Jornalista – Agora, a AP 470 mostrou que existe uma falha também no sistema semiaberto. O senhor acha que isso pode ser modificado, dada essa visibilidade?
Olha, eu já recebi aqui uns dois governadores que… governadores, ministro da Justiça já veio falar aqui comigo umas duas ou três vezes para dizer que estão trabalhando nisso, que há dinheiro, inclusive, do governo federal para ajudar o estado na construção dos equipamentos que são próprios para o sistema semiaberto. Só que isso leva tempo. A gente conhece a burocracia brasileira, a lentidão para que as coisas aconteçam.
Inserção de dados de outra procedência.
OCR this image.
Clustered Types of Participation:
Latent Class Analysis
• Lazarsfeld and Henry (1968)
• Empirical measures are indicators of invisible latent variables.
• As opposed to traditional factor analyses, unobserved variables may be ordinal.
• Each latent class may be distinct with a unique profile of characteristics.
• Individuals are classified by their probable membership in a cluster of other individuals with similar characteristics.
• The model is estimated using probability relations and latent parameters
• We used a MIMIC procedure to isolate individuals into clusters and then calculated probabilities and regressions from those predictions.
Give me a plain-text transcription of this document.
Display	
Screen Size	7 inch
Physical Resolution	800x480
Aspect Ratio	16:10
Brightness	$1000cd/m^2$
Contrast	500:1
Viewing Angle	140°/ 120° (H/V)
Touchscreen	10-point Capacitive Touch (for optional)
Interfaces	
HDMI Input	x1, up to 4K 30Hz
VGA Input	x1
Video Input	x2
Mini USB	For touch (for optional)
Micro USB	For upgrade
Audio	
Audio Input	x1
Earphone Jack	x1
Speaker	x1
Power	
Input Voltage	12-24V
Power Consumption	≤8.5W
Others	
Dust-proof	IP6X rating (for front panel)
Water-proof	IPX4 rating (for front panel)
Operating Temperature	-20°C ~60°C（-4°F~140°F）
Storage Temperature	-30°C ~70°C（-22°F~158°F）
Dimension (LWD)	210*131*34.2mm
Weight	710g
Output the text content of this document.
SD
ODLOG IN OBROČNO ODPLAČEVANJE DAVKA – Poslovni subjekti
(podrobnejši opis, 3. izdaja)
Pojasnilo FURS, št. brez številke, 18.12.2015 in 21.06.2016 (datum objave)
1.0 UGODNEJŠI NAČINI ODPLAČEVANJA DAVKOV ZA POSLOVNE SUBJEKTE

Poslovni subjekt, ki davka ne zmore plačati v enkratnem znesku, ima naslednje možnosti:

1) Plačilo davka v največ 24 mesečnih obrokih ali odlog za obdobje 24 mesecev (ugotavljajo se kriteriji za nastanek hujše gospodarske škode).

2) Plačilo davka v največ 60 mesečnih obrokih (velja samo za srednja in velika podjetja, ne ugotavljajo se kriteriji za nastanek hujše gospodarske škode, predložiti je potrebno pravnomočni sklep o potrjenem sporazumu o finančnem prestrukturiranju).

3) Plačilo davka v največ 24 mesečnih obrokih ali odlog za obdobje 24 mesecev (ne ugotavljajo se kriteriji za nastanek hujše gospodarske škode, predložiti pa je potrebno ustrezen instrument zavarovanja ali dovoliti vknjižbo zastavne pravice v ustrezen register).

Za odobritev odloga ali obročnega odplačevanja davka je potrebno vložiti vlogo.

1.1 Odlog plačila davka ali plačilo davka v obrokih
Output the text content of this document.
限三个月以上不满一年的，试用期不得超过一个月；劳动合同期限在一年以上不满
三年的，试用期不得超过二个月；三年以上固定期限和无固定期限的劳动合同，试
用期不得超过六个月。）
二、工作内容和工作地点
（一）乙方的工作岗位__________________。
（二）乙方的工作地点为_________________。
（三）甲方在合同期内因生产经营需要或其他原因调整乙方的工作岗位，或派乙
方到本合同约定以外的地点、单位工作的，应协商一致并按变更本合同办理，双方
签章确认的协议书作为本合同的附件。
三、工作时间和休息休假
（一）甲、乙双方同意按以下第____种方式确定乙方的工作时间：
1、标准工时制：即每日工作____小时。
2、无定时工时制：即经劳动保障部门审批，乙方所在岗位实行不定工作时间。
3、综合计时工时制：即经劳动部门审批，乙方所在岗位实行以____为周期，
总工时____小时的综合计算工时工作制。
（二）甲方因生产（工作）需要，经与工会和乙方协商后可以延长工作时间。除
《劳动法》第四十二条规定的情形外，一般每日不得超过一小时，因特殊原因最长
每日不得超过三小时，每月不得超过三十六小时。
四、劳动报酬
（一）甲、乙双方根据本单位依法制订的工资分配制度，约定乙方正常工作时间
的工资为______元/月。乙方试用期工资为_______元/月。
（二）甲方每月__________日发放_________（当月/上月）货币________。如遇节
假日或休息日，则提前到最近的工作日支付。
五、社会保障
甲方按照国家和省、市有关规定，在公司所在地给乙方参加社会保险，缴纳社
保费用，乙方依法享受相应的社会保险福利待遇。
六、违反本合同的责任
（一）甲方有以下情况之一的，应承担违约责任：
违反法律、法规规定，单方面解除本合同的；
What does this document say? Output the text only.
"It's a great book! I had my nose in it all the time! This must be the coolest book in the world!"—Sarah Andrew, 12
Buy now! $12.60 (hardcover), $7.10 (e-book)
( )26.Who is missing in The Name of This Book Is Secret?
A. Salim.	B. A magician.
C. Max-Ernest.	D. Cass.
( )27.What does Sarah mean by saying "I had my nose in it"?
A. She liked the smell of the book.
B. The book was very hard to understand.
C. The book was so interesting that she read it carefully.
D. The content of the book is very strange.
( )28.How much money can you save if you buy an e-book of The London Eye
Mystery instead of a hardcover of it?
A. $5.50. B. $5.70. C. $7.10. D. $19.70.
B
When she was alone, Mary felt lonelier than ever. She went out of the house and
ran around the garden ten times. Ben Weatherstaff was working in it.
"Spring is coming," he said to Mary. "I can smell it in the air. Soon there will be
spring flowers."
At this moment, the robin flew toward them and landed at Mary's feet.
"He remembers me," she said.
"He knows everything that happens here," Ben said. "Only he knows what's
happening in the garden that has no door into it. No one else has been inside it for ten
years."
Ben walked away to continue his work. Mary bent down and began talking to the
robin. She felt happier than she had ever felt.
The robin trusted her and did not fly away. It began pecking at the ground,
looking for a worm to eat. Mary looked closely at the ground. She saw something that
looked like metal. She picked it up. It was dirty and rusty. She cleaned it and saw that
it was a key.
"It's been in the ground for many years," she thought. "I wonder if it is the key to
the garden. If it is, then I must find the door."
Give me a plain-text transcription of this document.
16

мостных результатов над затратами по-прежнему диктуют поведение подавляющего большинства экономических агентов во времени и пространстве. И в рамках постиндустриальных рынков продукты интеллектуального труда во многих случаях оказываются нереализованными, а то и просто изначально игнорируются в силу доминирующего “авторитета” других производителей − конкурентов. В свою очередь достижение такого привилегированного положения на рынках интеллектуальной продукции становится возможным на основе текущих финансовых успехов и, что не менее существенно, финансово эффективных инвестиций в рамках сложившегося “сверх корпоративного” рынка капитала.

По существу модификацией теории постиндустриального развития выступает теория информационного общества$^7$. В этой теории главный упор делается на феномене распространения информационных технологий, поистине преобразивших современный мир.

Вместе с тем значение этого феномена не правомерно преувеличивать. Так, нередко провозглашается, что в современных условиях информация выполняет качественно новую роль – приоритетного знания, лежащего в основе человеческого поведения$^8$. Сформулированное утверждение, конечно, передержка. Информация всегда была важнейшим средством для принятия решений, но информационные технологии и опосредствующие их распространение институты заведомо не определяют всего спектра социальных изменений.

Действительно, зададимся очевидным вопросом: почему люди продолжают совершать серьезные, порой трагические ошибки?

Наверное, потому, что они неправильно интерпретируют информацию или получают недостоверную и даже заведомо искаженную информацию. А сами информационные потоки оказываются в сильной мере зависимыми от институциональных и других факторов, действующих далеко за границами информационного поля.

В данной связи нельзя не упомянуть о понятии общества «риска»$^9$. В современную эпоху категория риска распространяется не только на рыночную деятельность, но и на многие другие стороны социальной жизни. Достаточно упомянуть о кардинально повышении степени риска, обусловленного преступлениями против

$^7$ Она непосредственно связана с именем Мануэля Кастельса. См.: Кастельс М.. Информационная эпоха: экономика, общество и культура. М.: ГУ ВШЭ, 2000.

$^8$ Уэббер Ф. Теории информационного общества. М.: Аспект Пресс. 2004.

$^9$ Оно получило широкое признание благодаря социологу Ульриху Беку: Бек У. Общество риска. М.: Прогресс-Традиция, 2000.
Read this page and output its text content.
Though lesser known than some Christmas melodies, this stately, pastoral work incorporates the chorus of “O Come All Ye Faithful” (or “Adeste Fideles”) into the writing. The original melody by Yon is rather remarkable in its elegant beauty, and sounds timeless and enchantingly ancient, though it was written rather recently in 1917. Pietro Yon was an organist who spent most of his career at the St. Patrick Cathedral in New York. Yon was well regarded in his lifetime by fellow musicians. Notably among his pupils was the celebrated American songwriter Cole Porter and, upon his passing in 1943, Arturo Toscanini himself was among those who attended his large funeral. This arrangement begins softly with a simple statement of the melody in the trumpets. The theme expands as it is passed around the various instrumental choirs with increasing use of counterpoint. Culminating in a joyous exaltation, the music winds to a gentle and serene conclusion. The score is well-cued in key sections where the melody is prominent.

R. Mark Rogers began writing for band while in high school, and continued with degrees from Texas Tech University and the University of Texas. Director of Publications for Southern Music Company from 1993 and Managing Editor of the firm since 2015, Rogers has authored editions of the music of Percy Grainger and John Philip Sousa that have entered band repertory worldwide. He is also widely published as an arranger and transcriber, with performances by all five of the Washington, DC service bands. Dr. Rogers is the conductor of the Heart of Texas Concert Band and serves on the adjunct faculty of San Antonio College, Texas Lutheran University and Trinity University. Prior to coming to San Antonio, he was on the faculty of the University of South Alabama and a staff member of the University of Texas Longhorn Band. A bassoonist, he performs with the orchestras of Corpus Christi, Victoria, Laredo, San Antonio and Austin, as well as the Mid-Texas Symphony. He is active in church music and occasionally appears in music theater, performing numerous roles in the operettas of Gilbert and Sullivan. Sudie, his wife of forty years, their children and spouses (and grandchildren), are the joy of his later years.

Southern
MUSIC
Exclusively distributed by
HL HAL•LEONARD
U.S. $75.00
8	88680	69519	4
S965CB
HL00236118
Jornalista – O senhor disse anteriormente que o senhor vai determinar os locais. O senhor não vai deixar que outro juiz faça essa determinação de onde vai cumprir pena.
Sim, a execução vai ficar aqui comigo.
Jornalista – Ministro, gostaria de mudar um pouco o foco para perguntar sobre um caso que chama-se de incidência sobre o lucro que tem a ver com empresas brasileiras que têm subsidiárias no exterior e poderiam ou não ser tributadas pelo lucro que percebem lá no exterior.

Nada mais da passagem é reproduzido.